When Trump claimed that John McCain was not a hero just because he had been taken prisoner, he was speaking to the class who has served in the military going back to Vietnam… and never been called a hero for it. Observers thought Trump had destroyed himself. To many of these voters, McCain had carried his burden, but many knew men who had chosen to die for their buddies. Nothing taken away from McCain, they’d say, but let me tell you about a real hero. For the lower-middle class, McCain had done his duty and endured great hardship… but their definition of a hero was more demanding. They were not appalled by what Trump had said.
 

This is Trump’s strength. It is also his weakness.

Can Trump Win?


The Republican Party is complex. It is more than a party of the wealthy. It is also the party of lower-middle class whites who reject the current cultural tendencies that have marginalized them. Trump got the marginalized white lower-middle and middle class out over cultural issues. But it is difficult to see how this translates into the presidency. This class is not large enough to give him a victory, and his running will energize his opponents to go to the polls.
 

The culture wars have been won in the Democratic Party, so there are few voters to win over on that basis. Any Democratic candidate will counter Trump on the economic issue. And those in the Republican upper-middle class are no friends of the Republican lower-middle class.
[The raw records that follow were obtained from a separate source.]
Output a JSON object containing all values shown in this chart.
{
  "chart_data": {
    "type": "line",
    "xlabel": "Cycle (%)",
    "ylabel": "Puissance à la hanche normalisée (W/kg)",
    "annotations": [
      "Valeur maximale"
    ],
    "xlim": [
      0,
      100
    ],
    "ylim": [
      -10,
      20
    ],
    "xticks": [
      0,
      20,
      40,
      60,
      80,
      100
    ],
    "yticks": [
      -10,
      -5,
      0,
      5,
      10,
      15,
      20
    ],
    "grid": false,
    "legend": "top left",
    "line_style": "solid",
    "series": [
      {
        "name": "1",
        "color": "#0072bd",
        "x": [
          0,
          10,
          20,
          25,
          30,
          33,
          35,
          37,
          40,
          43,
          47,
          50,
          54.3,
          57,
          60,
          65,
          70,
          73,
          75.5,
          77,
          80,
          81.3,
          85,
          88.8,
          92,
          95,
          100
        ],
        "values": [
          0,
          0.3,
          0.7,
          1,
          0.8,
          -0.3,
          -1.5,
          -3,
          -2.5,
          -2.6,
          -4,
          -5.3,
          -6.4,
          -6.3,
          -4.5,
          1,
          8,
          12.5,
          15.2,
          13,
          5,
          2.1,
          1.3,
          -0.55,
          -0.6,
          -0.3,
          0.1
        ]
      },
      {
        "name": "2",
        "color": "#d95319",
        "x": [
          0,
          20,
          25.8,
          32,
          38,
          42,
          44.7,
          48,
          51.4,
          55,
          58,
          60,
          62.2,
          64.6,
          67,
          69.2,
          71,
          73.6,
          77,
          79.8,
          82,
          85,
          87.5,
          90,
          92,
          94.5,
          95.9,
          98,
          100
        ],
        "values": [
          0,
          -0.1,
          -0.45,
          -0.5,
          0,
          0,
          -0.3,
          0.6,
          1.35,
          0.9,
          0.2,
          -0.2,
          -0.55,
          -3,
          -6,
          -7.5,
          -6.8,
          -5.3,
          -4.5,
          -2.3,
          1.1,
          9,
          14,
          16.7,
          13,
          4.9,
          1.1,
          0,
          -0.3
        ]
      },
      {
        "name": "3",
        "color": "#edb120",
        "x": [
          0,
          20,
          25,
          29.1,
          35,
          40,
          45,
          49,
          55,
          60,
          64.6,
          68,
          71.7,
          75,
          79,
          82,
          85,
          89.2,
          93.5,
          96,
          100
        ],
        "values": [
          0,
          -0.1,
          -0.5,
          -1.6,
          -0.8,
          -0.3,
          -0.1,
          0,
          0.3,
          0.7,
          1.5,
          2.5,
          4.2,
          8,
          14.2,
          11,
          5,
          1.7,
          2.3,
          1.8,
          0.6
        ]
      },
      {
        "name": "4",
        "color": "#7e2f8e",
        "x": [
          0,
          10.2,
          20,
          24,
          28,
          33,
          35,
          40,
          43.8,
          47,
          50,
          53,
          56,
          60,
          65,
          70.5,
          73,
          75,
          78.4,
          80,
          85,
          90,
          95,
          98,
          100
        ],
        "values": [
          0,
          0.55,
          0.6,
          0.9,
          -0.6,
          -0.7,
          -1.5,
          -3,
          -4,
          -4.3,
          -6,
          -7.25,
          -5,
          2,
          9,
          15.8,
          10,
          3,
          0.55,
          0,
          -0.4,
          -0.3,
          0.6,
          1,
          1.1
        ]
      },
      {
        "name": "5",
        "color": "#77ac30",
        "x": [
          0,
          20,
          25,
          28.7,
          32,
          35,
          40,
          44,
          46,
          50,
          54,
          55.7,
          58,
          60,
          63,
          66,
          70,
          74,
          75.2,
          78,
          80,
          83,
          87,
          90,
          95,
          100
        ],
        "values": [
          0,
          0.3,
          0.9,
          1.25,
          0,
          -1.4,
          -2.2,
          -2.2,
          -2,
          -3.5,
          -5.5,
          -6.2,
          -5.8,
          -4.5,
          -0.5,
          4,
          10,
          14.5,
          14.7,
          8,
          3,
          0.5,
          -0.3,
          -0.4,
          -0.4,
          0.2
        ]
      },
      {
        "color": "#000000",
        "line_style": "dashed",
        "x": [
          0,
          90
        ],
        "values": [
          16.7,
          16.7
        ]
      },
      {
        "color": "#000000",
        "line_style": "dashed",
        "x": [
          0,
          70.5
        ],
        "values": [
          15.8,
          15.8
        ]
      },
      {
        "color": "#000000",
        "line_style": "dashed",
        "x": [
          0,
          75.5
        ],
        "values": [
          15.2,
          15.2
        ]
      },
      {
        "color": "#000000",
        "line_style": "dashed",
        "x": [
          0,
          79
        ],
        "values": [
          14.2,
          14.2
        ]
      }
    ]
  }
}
It is not clear how he bridges the gap.
 

I don’t think Trump can win the presidency. But he has revealed a serious structural weakness in the American polity. As Americans who earn below the median income are increasingly unable to live the life they could have expected a generation ago, they will join in with resentment against the upper classes.
 
That resentment will be built around cultural issues, as well as economic ones.
 

The issue is not the gap between rich and poor, but the fact that the lower-middle class is becoming part of the poor, and the middle class is moving that way as well. As in Europe, the inability of the political and financial elite to see that they are presiding over a social and political volcano will produce more and more exotic alternatives.
 

When those people who have skills and are prepared to work can’t get a job that will allow their families to live reasonably well, this is a problem. When statistics show that vast numbers of people are entering this condition, this is a crisis.
 
When there is a crisis, these people will turn to politicians who speak to them and give them hope. What else should they do?
 

Whether Donald Trump planned this brilliantly or was simply extraordinarily lucky doesn’t matter. He has found the third rail in American society. The lower-middle class doesn’t make enough to live a decent American life, and the middle class is only a little better off. Whether supporting or opposing Trump, it is essential to understand the foundations of his power and its limits. Trump makes no sense until his appeal to the lower-income white demographic is understood.